Dunque, demistificazione antiscientista e lotta per una diversa visione del mondo. In correlazione, lo stesso problema dell’insegnamento e della formazione della gioventù dovrebbe essere affrontato in termini ben più seri di certe contestazioni universitarie di oggi, che puntano solo su problemi di struttura e di didattica. Qui la vera contestazione, la “rivoluzione culturale”, dovrebbe riprendere più o meno i termini della politica svolta da W. von Humboldt e dal suo gruppo, circa un secolo e mezzo fa, nella base iniziale dell’industrialismo, contro tutto ciò che è specializzazione mutilatrice e strumentalizzazione pratico-unitaria del sapere. Si dovrebbe esigere forme di un insegnamento che invece di tendere unicamente ad addestrare nuove leve da inserire nella società tecnologica dei consumi e della sovraproduzione, avesse come fine, non già un “umanismo”, nel senso scialbo e letterario del termine, bensì una formazione dell’uomo integrale, facendo cadere l’accento sui valori spirituali, considerando come aggiunto e, in un certo modo, staccato, tutto il sapere specializzato che si presta ad una strumentalizzazione in funzione del “sistema”, con relativi condizionamenti del singolo: mentre, purtroppo, non diverso è il movente che oggi spinge la grandissima maggioranza dei giovani verso gli studi superiori: assicurarsi dei titoli per inserirsi il meglio e nel modo più redditizio possibile. Questo sarebbe l’unico modo serio di concepire, oggi, una “rivoluzione culturale”, la quale allora avrebbe conseguenze incalcolabili e nella quale la parola “cultura” ritroverebbe il suo significato più autentico. Ma, a parte il basso livello vocazionale e l’ottundimento della maggioranza della gioventù attuale, dove trovare, eventualmente, insegnanti in grado di adeguarsi a tali esigenze?

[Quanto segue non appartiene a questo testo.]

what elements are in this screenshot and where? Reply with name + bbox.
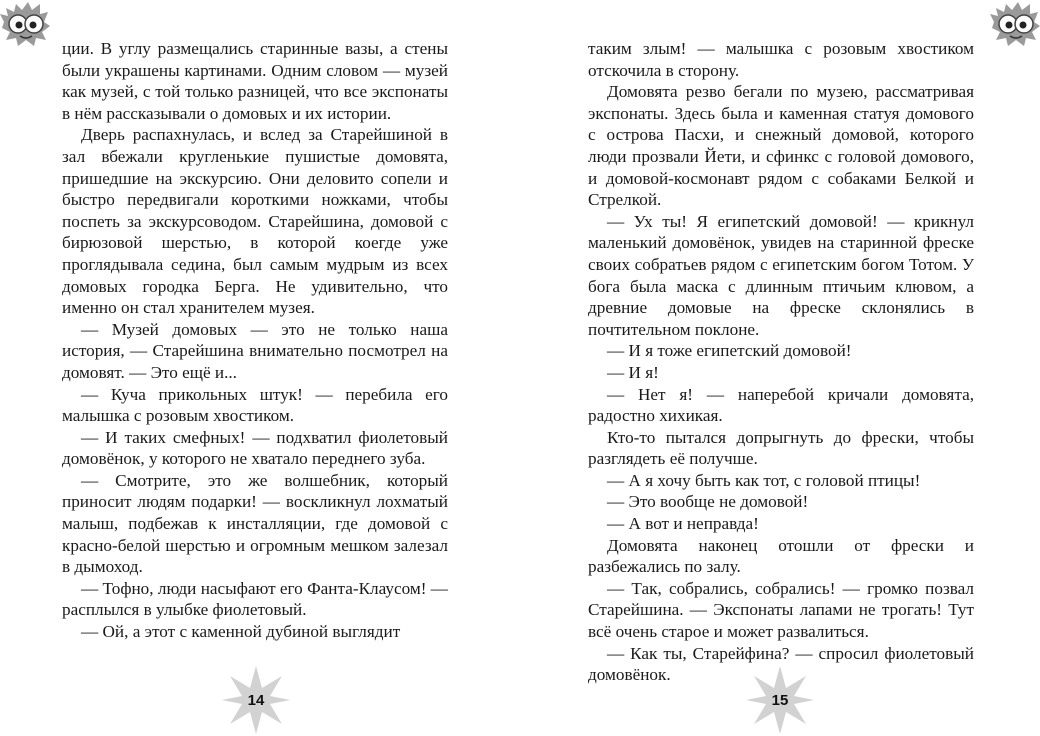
paragraph: — И я! xyxy=(607,362,659,382)
paragraph: — Музей домовых — это не только наша история, — Старейшина внимательно посмотрел на домовят. — Это ещё и... xyxy=(62,319,448,382)
paragraph: — И таких смефных! — подхватил фиолетовый домовёнок, у которого не хватало переднего зуба. xyxy=(62,427,448,469)
paragraph: Домовята наконец отошли от фрески и разбежались по залу. xyxy=(588,535,974,577)
paragraph: таким злым! — малышка с розовым хвостиком отскочила в сторону. xyxy=(588,39,974,80)
paragraph: — Это вообще не домовой! xyxy=(607,492,809,512)
page-number: 14 xyxy=(247,691,265,709)
paragraph: — Нет я! — наперебой кричали домовята, радостно хихикая. xyxy=(588,384,974,426)
right-page-text xyxy=(588,38,974,686)
page-number-badge xyxy=(744,664,816,736)
paragraph: — Куча прикольных штук! — перебила его малышка с розовым хвостиком. xyxy=(62,384,448,426)
paragraph: ции. В углу размещались старинные вазы, а стены были украшены картинами. Одним словом — музей как музей, с той только разницей, что все экспонаты в нём рассказывали о домовых и их истории. xyxy=(62,39,448,123)
paragraph: — Как ты, Старейфина? — спросил фиолетовый домовёнок. xyxy=(588,643,974,685)
right-page xyxy=(520,0,1040,736)
page-number: 15 xyxy=(771,691,789,709)
paragraph: — Тофно, люди насыфают его Фанта-Клаусом! — расплылся в улыбке фиолетовый. xyxy=(62,578,448,620)
paragraph: — Смотрите, это же волшебник, который приносит людям подарки! — воскликнул лохматый малыш, подбежав к инсталляции, где домовой с красно-белой шерстью и огромным мешком залезал в дымоход. xyxy=(62,470,448,577)
paragraph: Домовята резво бегали по музею, рассматривая экспонаты. Здесь была и каменная статуя домового с острова Пасхи, и снежный домовой, которого люди прозвали Йети, и сфинкс с головой домового, и домовой-космонавт рядом с собаками Белкой и Стрелкой. xyxy=(588,82,974,210)
paragraph: — Так, собрались, собрались! — громко позвал Старейшина. — Экспонаты лапами не трогать! Тут всё очень старое и может развалиться. xyxy=(588,578,974,642)
paragraph: — А я хочу быть как тот, с головой птицы! xyxy=(607,470,921,490)
paragraph: — И я тоже египетский домовой! xyxy=(607,341,852,361)
paragraph: Дверь распахнулась, и вслед за Старейшиной в зал вбежали кругленькие пушистые домовята, пришедшие на экскурсию. Они деловито сопели и быстро передвигали короткими ножками, чтобы поспеть за экскурсоводом. Старейшина, домовой с бирюзовой шерстью, в которой коегде уже проглядывала седина, был самым мудрым из всех домовых городка Берга. Не удивительно, что именно он стал хранителем музея. xyxy=(62,125,448,318)
paragraph: Кто-то пытался допрыгнуть до фрески, чтобы разглядеть её получше. xyxy=(588,427,974,469)
paragraph: — Ой, а этот с каменной дубиной выглядит xyxy=(81,622,401,642)
paragraph: — Ух ты! Я египетский домовой! — крикнул маленький домовёнок, увидев на старинной фреске своих собратьев рядом с египетским богом Тотом. У бога была маска с длинным птичьим клювом, а древние домовые на фреске склонялись в почтительном поклоне. xyxy=(588,211,974,339)
left-page-text xyxy=(62,38,448,643)
page-number-badge xyxy=(220,664,292,736)
paragraph: — А вот и неправда! xyxy=(607,514,759,534)
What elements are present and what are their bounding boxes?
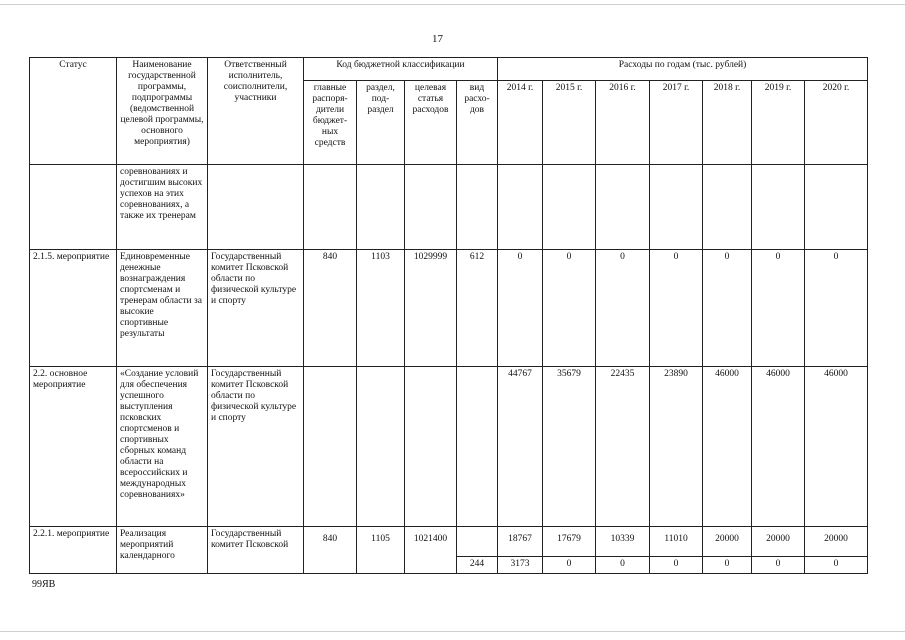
row-value: 0 [752,250,805,367]
row-target: 1021400 [405,527,457,574]
row-value: 3173 [498,557,543,574]
row-value [752,165,805,250]
row-type [457,367,498,527]
row-value: 20000 [752,527,805,557]
row-value: 46000 [752,367,805,527]
row-value: 0 [543,250,596,367]
header-status: Статус [30,58,117,165]
row-value: 23890 [650,367,703,527]
header-year: 2018 г. [703,81,752,165]
row-name: соревнованиях и достигшим высоких успехов на этих соревнованиях, а также их тренерам [117,165,208,250]
row-value: 0 [805,250,868,367]
header-year: 2020 г. [805,81,868,165]
header-budget-code: Код бюджетной классификации [304,58,498,81]
row-value: 17679 [543,527,596,557]
row-value: 44767 [498,367,543,527]
header-name: Наименование государственной программы, подпрограммы (ведомственной целевой программы, основного мероприятия) [117,58,208,165]
row-value: 0 [703,557,752,574]
row-value: 0 [650,557,703,574]
row-value [596,165,650,250]
row-value: 0 [703,250,752,367]
row-value: 0 [805,557,868,574]
row-value: 0 [752,557,805,574]
table-row [30,367,868,527]
row-executor [208,165,304,250]
table-row [30,527,868,557]
header-row-1 [30,58,868,81]
row-value: 20000 [805,527,868,557]
header-target: целевая статья расходов [405,81,457,165]
row-executor: Государственный комитет Псковской области по физической культуре и спорту [208,250,304,367]
row-type: 244 [457,557,498,574]
row-value: 18767 [498,527,543,557]
header-executor: Ответственный исполнитель, соисполнители, участники [208,58,304,165]
row-value: 46000 [805,367,868,527]
row-section: 1105 [357,527,405,574]
row-section [357,367,405,527]
row-type [457,165,498,250]
row-name: Реализация мероприятий календарного [117,527,208,574]
row-grbs: 840 [304,250,357,367]
row-grbs [304,165,357,250]
row-section: 1103 [357,250,405,367]
row-value: 0 [650,250,703,367]
header-section: раздел, под-раздел [357,81,405,165]
row-value: 35679 [543,367,596,527]
header-year: 2014 г. [498,81,543,165]
row-value: 0 [543,557,596,574]
header-year: 2015 г. [543,81,596,165]
row-grbs: 840 [304,527,357,574]
row-value [650,165,703,250]
header-grbs: главные распоря-дители бюджет-ных средств [304,81,357,165]
page-number: 17 [432,33,443,45]
row-section [357,165,405,250]
row-value [543,165,596,250]
row-value: 10339 [596,527,650,557]
row-value: 0 [596,250,650,367]
row-name: Единовременные денежные вознаграждения спортсменам и тренерам области за высокие спортивные результаты [117,250,208,367]
table-row [30,165,868,250]
row-status: 2.1.5. мероприятие [30,250,117,367]
row-status [30,165,117,250]
row-value: 11010 [650,527,703,557]
row-value [805,165,868,250]
row-value: 22435 [596,367,650,527]
row-value: 0 [498,250,543,367]
row-value [498,165,543,250]
row-target: 1029999 [405,250,457,367]
row-value: 0 [596,557,650,574]
header-year: 2016 г. [596,81,650,165]
row-type [457,527,498,557]
row-executor: Государственный комитет Псковской [208,527,304,574]
row-target [405,165,457,250]
row-value: 20000 [703,527,752,557]
row-target [405,367,457,527]
row-grbs [304,367,357,527]
row-status: 2.2. основное мероприятие [30,367,117,527]
table-row [30,250,868,367]
header-year: 2019 г. [752,81,805,165]
budget-table [29,57,868,574]
footer-code: 99ЯВ [32,579,56,590]
row-value [703,165,752,250]
row-name: «Создание условий для обеспечения успешного выступления псковских спортсменов и спортивных сборных команд области на всероссийских и международных соревнованиях» [117,367,208,527]
row-status: 2.2.1. мероприятие [30,527,117,574]
header-expenses: Расходы по годам (тыс. рублей) [498,58,868,81]
header-type: вид расхо-дов [457,81,498,165]
row-executor: Государственный комитет Псковской области по физической культуре и спорту [208,367,304,527]
header-year: 2017 г. [650,81,703,165]
row-type: 612 [457,250,498,367]
row-value: 46000 [703,367,752,527]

Non occorre dire che questi sono soltanto cenni più sommari circa le direzioni che una seria “contestazione totale” dovrebbe prendere, come un’azione seria e sistematica ben diversa dalle velleità degli esagitati “protestatari” di oggi, i quali non sanno quel che veramente vogliono e troppo spesso danno l’impressione di vespe inferocite in un recipiente di vetro che sbattono e disbattono vanamente contro le pareti di esso.